I’m doing rewrites on a book at the moment, but not the sort of rewrites I’ve done in the past. I would have thought that by now I should be well-versed in this kind of thing, having written twelve books, but this is a new one on me.
I’m not changing the story, as such. That’s not to say, when the book reaches the editing stage, there won’t BE story changes that need to be made, but at it stands I’m reasonably happy with it. It flows, twists and turns, and it makes sense - in as far as a thriller set against a backdrop of the supernatural CAN make sense. I’ve invented a world with certain rules and the inhabitants of this world follow those rules.
Just as, in a vampire story, the Creatures of the Night cannot roam the countryside in daylight, eat garlic bread, or cross the threshold without being invited in. The jury’s still out on the whole ‘sparkling’ debate.
This is not a vampire novel, by the way.
The reason I’m doing the rewrites is because I realised I needed to change the setting of the first half of the book. The storyline originally kicks off in a hazily-described London, with a cast of characters who are all Brits.
Then, as the story evolves, the cast travels to rural Japan where the second half of the book takes place. The plot dictated this setting very firmly. I’d go so far as to say it wouldn’t work anywhere else.
Although I’ve written the book in third person and it is more of an ensemble piece than previous books, it still features a strong female main protagonist, Jude, and I spend a good deal of time inside her head. I really needed to keep her as a Brit so her thought processes and speech patterns came more naturally to me.
Another of the cast is an academic type, Christopher, and he’s another character I can’t see as anything other than a rather stuffy and pedantic Brit but of great intellect and highly developed powers of reasoning.
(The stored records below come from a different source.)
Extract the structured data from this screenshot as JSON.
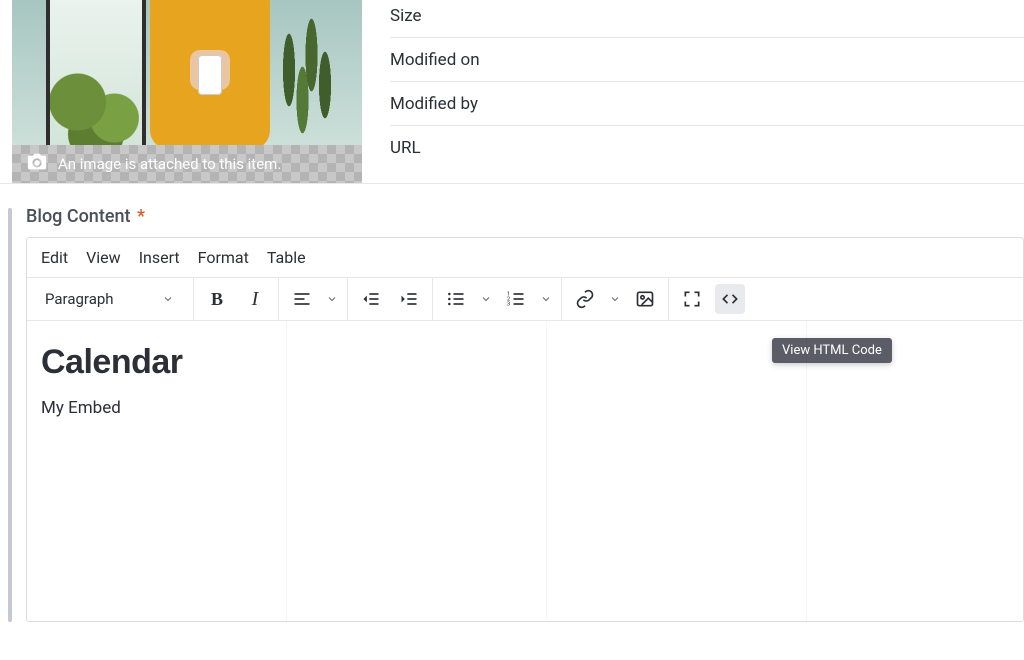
{
  "attachment": {
    "caption": "An image is attached to this item."
  },
  "meta": {
    "size_label": "Size",
    "modified_on_label": "Modified on",
    "modified_by_label": "Modified by",
    "url_label": "URL"
  },
  "section": {
    "title": "Blog Content",
    "required_marker": "*"
  },
  "menubar": {
    "edit": "Edit",
    "view": "View",
    "insert": "Insert",
    "format": "Format",
    "table": "Table"
  },
  "toolbar": {
    "block_select": "Paragraph",
    "tooltip_html": "View HTML Code"
  },
  "content": {
    "heading": "Calendar",
    "paragraph": "My Embed"
  }
}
The other players are far more flexible in their backgrounds. By that I don’t mean they are not fully-formed - I hope! But rather that their attitudes have been shaped by their upbringing and the strata of society in which they find themselves - the student who dropped out of his studies to look after his disturbed twin sister. The determined law enforcement officer who suspects her gay relationship is thwarting her career.
A couple of my early test readers commented about the lack of detailed description in the early scenes, and I now realise it’s because they really cry out to be somewhere else.
Somewhere like New York, for example, where there are plenty of deserted parks for me to set the initial part of the story and the bustle of the city is good camouflage for whatever evils might be lurking beneath.
And the national law enforcement agencies, such as the FBI, give me far better scope for a character to keep tabs on crimes happening around the country.
So, at the moment I’m working through the typescript and shifting scenes, rewriting backstory and altering dialogue where necessary. And as I’m doing it the story is starting to gain some life as well as efficiency.
I cannot deny that it’s a lot of work for something that might, or might not, appeal to - or even be noticed by - readers.
But it feels better to me. More complete, more grounded in a certain amount of reality, however strange that sounds. So, I’ll keep going to the end and see what happens. This is my first foray into the world of the supernatural, and as well as having no vampires, a final word to reassure - or disappoint you - there are no werewolves or zombies either.
This week’s Word of the Week is Stygian which means excessively dark or gloomy, having its roots in the Greek stygios and relating to the River Styx, the main river of Hades, the underworld, in Greek mythology, which the dead had to cross, hence the practice of putting a coin in the mouth of the dead as fare to Charon, the boatman.